Le nom d'Ernest ANSERMET est généralement associé à la musique française, ainsi qu'à celle des compositeurs russes, plus particulièrement de Strawinsky, mais Ernest Ansermet aimait aussi beaucoup la musique des classiques comme Bach, Beethoven, Brahms. Ces compositeurs étaient d'ailleurs souvent au programme de ses concerts. Ses enregistrements des symphonies de Beethoven sont très intéressants, parce qu'il aborde les symphonies de Beethoven avec une optique particulière, différant notablement de celle des chefs de son époque, comme Toscanini, Furtwängler, Karajan, mais toutefois nettement plus germanique que chez bien d'autres chefs allemands, ce qui est assez surprenant de la part d'un Suisse Romand!
Ernest Ansermet dut cependant lutter longtemps pour pouvoir enregistrer ces grands classiques pour le disque. Son intégrale des symphonies de Beethoven ne put être réalisée que tard, entre 1958 et 1963, en stéréo.
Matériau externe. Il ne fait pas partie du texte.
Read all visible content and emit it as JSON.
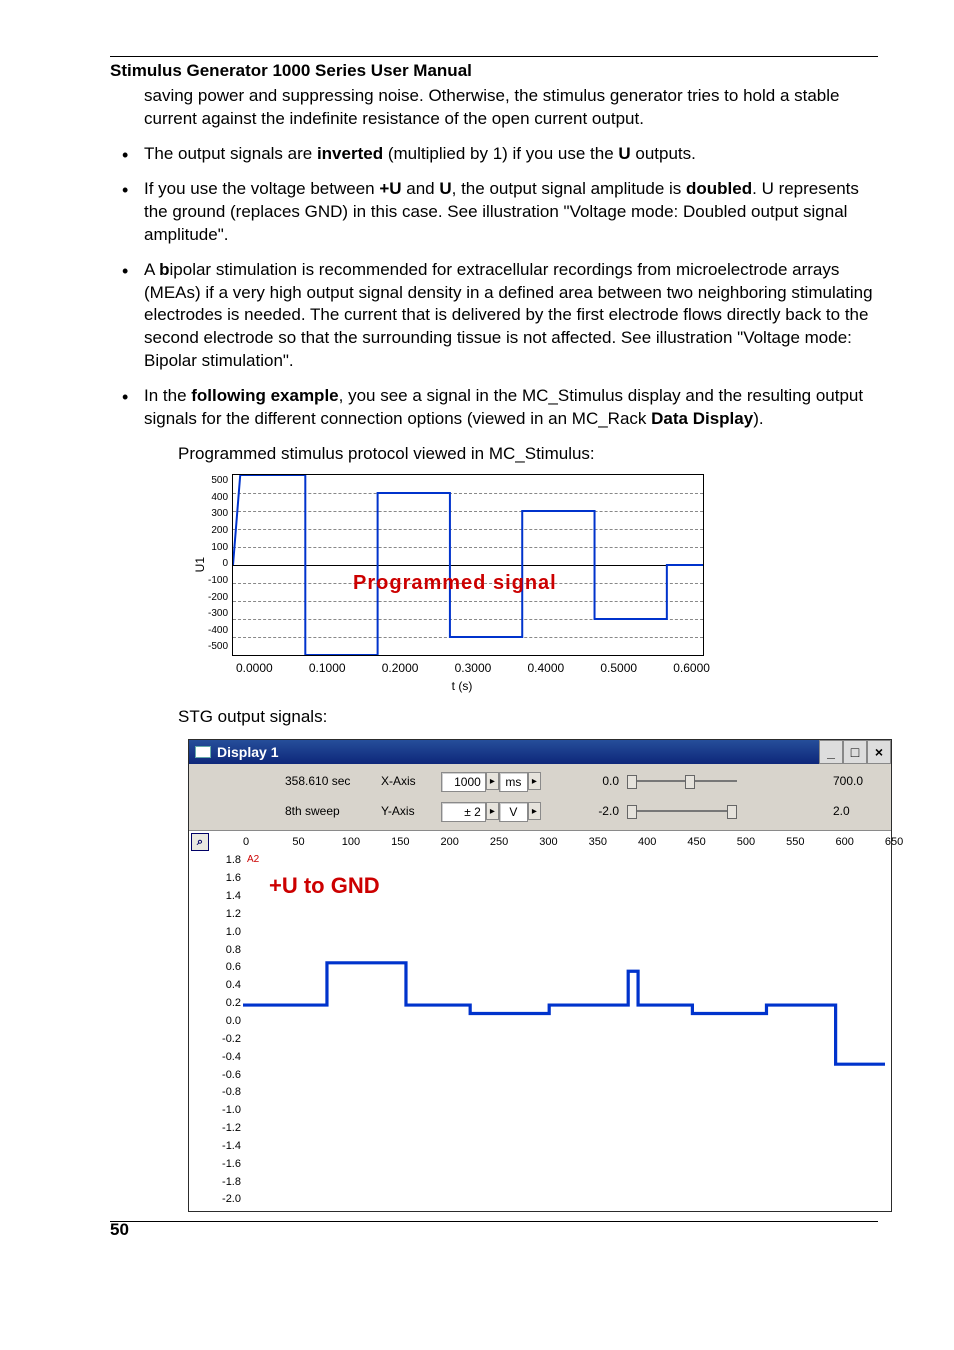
{
  "header": {
    "title": "Stimulus Generator 1000 Series User Manual"
  },
  "intro_continuation": "saving power and suppressing noise. Otherwise, the stimulus generator tries to hold a stable current against the indefinite resistance of the open current output.",
  "bullets": [
    {
      "pre": "The output signals are ",
      "b1": "inverted",
      "mid1": " (multiplied by 1) if you use the ",
      "b2": "U",
      "post": " outputs."
    },
    {
      "pre": "If you use the voltage between ",
      "b1": "+U",
      "mid1": " and ",
      "b2": "U",
      "mid2": ", the output signal amplitude is ",
      "b3": "doubled",
      "post": ". U represents the ground (replaces GND) in this case. See illustration \"Voltage mode: Doubled output signal amplitude\"."
    },
    {
      "pre": "A ",
      "b1": "b",
      "mid1": "ipolar stimulation is recommended for extracellular recordings from microelectrode arrays (MEAs) if a very high output signal density in a defined area between two neighboring stimulating electrodes is needed. The current that is delivered by the first electrode flows directly back to the second electrode so that the surrounding tissue is not affected. See illustration \"Voltage mode: Bipolar stimulation\"."
    },
    {
      "pre": "In the ",
      "b1": "following example",
      "mid1": ", you see a signal in the MC_Stimulus display and the resulting output signals for the different connection options (viewed in an MC_Rack ",
      "b2": "Data Display",
      "post": ")."
    }
  ],
  "caption1": "Programmed stimulus protocol viewed in MC_Stimulus:",
  "caption2": "STG output signals:",
  "display1": {
    "title": "Display 1",
    "win_btns": {
      "min": "_",
      "max": "□",
      "close": "×"
    },
    "row1": {
      "time": "358.610 sec",
      "axis_label": "X-Axis",
      "spin_val": "1000",
      "spin_unit": "ms",
      "range_lo": "0.0",
      "range_hi": "700.0"
    },
    "row2": {
      "sweep": "8th sweep",
      "axis_label": "Y-Axis",
      "spin_val": "± 2",
      "spin_unit": "V",
      "range_lo": "-2.0",
      "range_hi": "2.0"
    },
    "plot": {
      "x_ticks": [
        "0",
        "50",
        "100",
        "150",
        "200",
        "250",
        "300",
        "350",
        "400",
        "450",
        "500",
        "550",
        "600",
        "650"
      ],
      "series_name": "A2",
      "y_ticks": [
        "1.8",
        "1.6",
        "1.4",
        "1.2",
        "1.0",
        "0.8",
        "0.6",
        "0.4",
        "0.2",
        "0.0",
        "-0.2",
        "-0.4",
        "-0.6",
        "-0.8",
        "-1.0",
        "-1.2",
        "-1.4",
        "-1.6",
        "-1.8",
        "-2.0"
      ],
      "annotation": "+U to GND"
    }
  },
  "chart_data": [
    {
      "type": "line",
      "title": "Programmed signal",
      "xlabel": "t (s)",
      "ylabel": "U1",
      "xlim": [
        0.0,
        0.65
      ],
      "ylim": [
        -500,
        500
      ],
      "x_ticks": [
        "0.0000",
        "0.1000",
        "0.2000",
        "0.3000",
        "0.4000",
        "0.5000",
        "0.6000"
      ],
      "y_ticks": [
        500,
        400,
        300,
        200,
        100,
        0,
        -100,
        -200,
        -300,
        -400,
        -500
      ],
      "series": [
        {
          "name": "Programmed signal",
          "color": "#0033cc",
          "x": [
            0.0,
            0.01,
            0.1,
            0.1,
            0.2,
            0.2,
            0.3,
            0.3,
            0.4,
            0.4,
            0.5,
            0.5,
            0.6,
            0.6,
            0.65
          ],
          "y": [
            0,
            500,
            500,
            -500,
            -500,
            400,
            400,
            -400,
            -400,
            300,
            300,
            -300,
            -300,
            0,
            0
          ]
        }
      ]
    },
    {
      "type": "line",
      "title": "+U to GND",
      "xlabel": "ms",
      "ylabel": "V",
      "xlim": [
        0,
        650
      ],
      "ylim": [
        -2.0,
        1.8
      ],
      "x_ticks": [
        0,
        50,
        100,
        150,
        200,
        250,
        300,
        350,
        400,
        450,
        500,
        550,
        600,
        650
      ],
      "y_ticks": [
        1.8,
        1.6,
        1.4,
        1.2,
        1.0,
        0.8,
        0.6,
        0.4,
        0.2,
        0.0,
        -0.2,
        -0.4,
        -0.6,
        -0.8,
        -1.0,
        -1.2,
        -1.4,
        -1.6,
        -1.8,
        -2.0
      ],
      "series": [
        {
          "name": "A2",
          "color": "#0033cc",
          "x": [
            0,
            85,
            85,
            165,
            165,
            230,
            230,
            310,
            310,
            390,
            390,
            400,
            400,
            455,
            455,
            530,
            530,
            600,
            600,
            650
          ],
          "y": [
            0.0,
            0.0,
            0.5,
            0.5,
            0.0,
            0.0,
            -0.1,
            -0.1,
            0.0,
            0.0,
            0.4,
            0.4,
            0.0,
            0.0,
            -0.1,
            -0.1,
            0.0,
            0.0,
            -0.7,
            -0.7
          ]
        }
      ]
    }
  ],
  "page_number": "50"
}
Pour une présentation de la 4e symphonie, voir cette page de mon site.
Son enregistrement de la 4e symphonie date d'octobre 1958, une prise de son faite en monophonie ET en stéréophonie, comme c'était encore l'habitude à cette époque: production supervisée par James Walker, avec les ingénieurs du son James Timms, mono, et Roy Wallace, stéréo.
À cause de ces prises de son effectuées certes simulanément, mais par deux équipes de prise de son, il arrive que les versions mono et stéréo “sonnent“ par endroits différemment, comme mentioné ci-dessous dans la récension de la revue «Gramophone».
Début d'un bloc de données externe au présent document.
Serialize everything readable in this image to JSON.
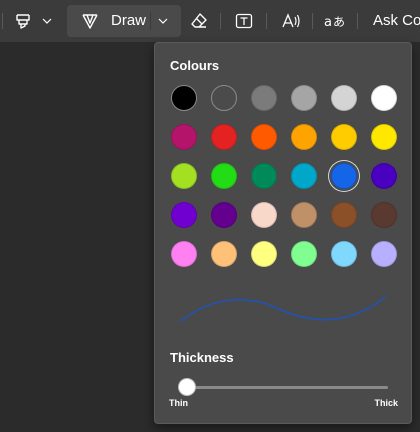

Le tout fut publié couplé avec l'enregistrement de l'ouverture de Coriolan en septembre 1959 sur les Decca LXT 5507 (mono) et SXL 2116 (stéréo), puis en novembre suivant en stéréo sur Decca London CS 6070 (photo de la pochette ci-dessous) et en septembre 1960 en mono sur Decca London CM 9255. Réédité sur - entre autres - Decca SDD 104, London STS 15055, et dans le coffret London STS 15464-69. L'ouverture de Coriolan est aussi parue en juin 1959 sur les 45 tours CEP 594 (mono) et SEC 5016 (stéréo), avec la Jubel-Ouvertüre de Carl-Maria von Weber sur l'autre face. Il faut attendre 1994 pour la première parution sur CD, au Japon sur POCL9614 (= coffret Decca de 5 CDs 444659-2, CD 444 661), réédité en décembre 2006 sur le premier CD du coffret de 6 CDs Decca 475 8140DC6.
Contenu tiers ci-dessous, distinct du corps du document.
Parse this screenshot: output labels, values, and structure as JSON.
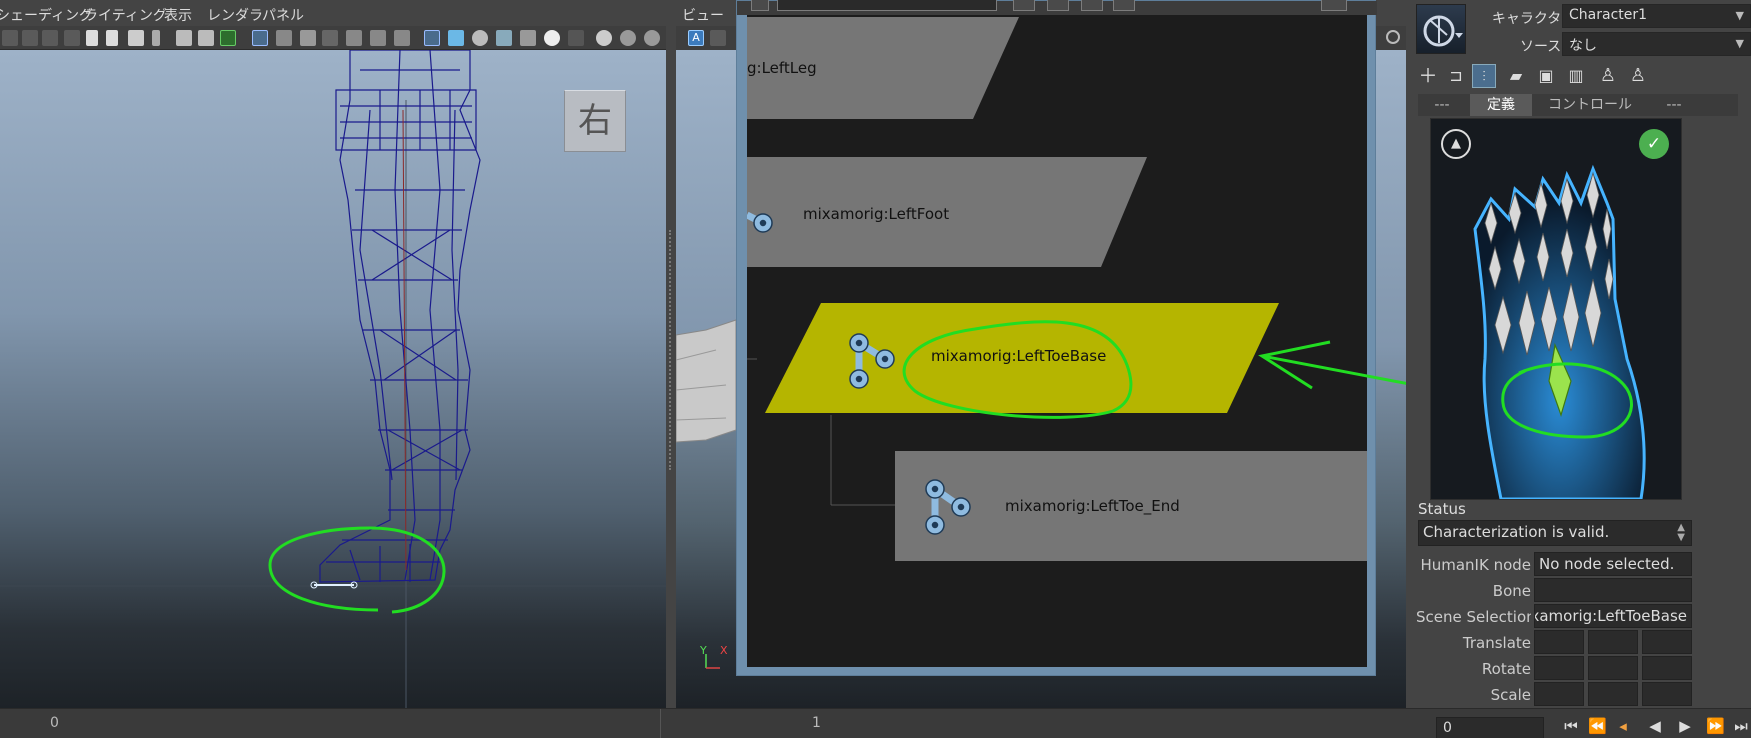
{
  "left_viewport": {
    "menu": [
      "シェーディング",
      "ライティング",
      "表示",
      "レンダラ",
      "パネル"
    ],
    "view_cube_label": "右",
    "timeline_start": "0"
  },
  "middle_viewport": {
    "menu": [
      "ビュー"
    ],
    "timeline_mark": "1",
    "axis_labels": {
      "y": "Y",
      "x": "X"
    }
  },
  "hierarchy_window": {
    "nodes": [
      {
        "label": "g:LeftLeg",
        "state": "normal"
      },
      {
        "label": "mixamorig:LeftFoot",
        "state": "normal"
      },
      {
        "label": "mixamorig:LeftToeBase",
        "state": "selected"
      },
      {
        "label": "mixamorig:LeftToe_End",
        "state": "normal"
      }
    ],
    "colors": {
      "selected_fill": "#b5b500",
      "node_fill": "#767676",
      "background": "#1c1c1c",
      "annotation": "#22dd22"
    }
  },
  "right_panel": {
    "character_label": "キャラクタ:",
    "character_value": "Character1",
    "source_label": "ソース:",
    "source_value": "なし",
    "tabs": [
      "---",
      "定義",
      "コントロール",
      "---"
    ],
    "active_tab": "定義",
    "status_label": "Status",
    "status_value": "Characterization is valid.",
    "fields": [
      {
        "label": "HumanIK node",
        "value": "No node selected."
      },
      {
        "label": "Bone",
        "value": ""
      },
      {
        "label": "Scene Selection",
        "value": "mixamorig:LeftToeBase"
      }
    ],
    "transforms": [
      {
        "label": "Translate"
      },
      {
        "label": "Rotate"
      },
      {
        "label": "Scale"
      }
    ],
    "tool_icons": [
      "add-icon",
      "unlock-icon",
      "skeleton-icon",
      "folder-icon",
      "save-icon",
      "delete-icon",
      "character-icon",
      "character-alt-icon"
    ]
  },
  "timeline": {
    "current_frame": "0",
    "buttons": [
      "go-to-start-icon",
      "step-back-key-icon",
      "step-back-icon",
      "play-back-icon",
      "play-forward-icon",
      "step-forward-key-icon",
      "go-to-end-icon"
    ]
  }
}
Recto de la pochette du disque Decca LONDON CS 6070
Un extrait d'une des récensions de l'époque traduit d'après «The Gramophone» d'octobre 1959, page 166, signé «W.S.M.»:
«« J'ai écouté ces deux versions juste après l'interprétation de la Deuxième Symphonie par Jochum, et ma première réaction (confirmée après plusieurs écoutes) a été la surprise de constater qu'un Allemand {Jochum} comprenait moins bien Beethoven qu'un Suisse francophone {Ansermet}. Malgré la réputation d’Ansermet en matière d’élégance et de précision, ainsi que son don particulier pour les compositeurs impressionnistes français et les nationalistes russes, il interprète la Quatrième Symphonie de Beethoven avec grandeur, autorité et une spontanéité parfaite.
Son enregistrement antérieur de la Cinquième Symphonie avait moins bien réussi, et il se peut qu’il se sente plus à l’aise avec un Beethoven plus haydnien – même s’il ne cherche pas pour autant à minimiser l’ampleur et la grandeur d’âme de la Quatrième Symphonie.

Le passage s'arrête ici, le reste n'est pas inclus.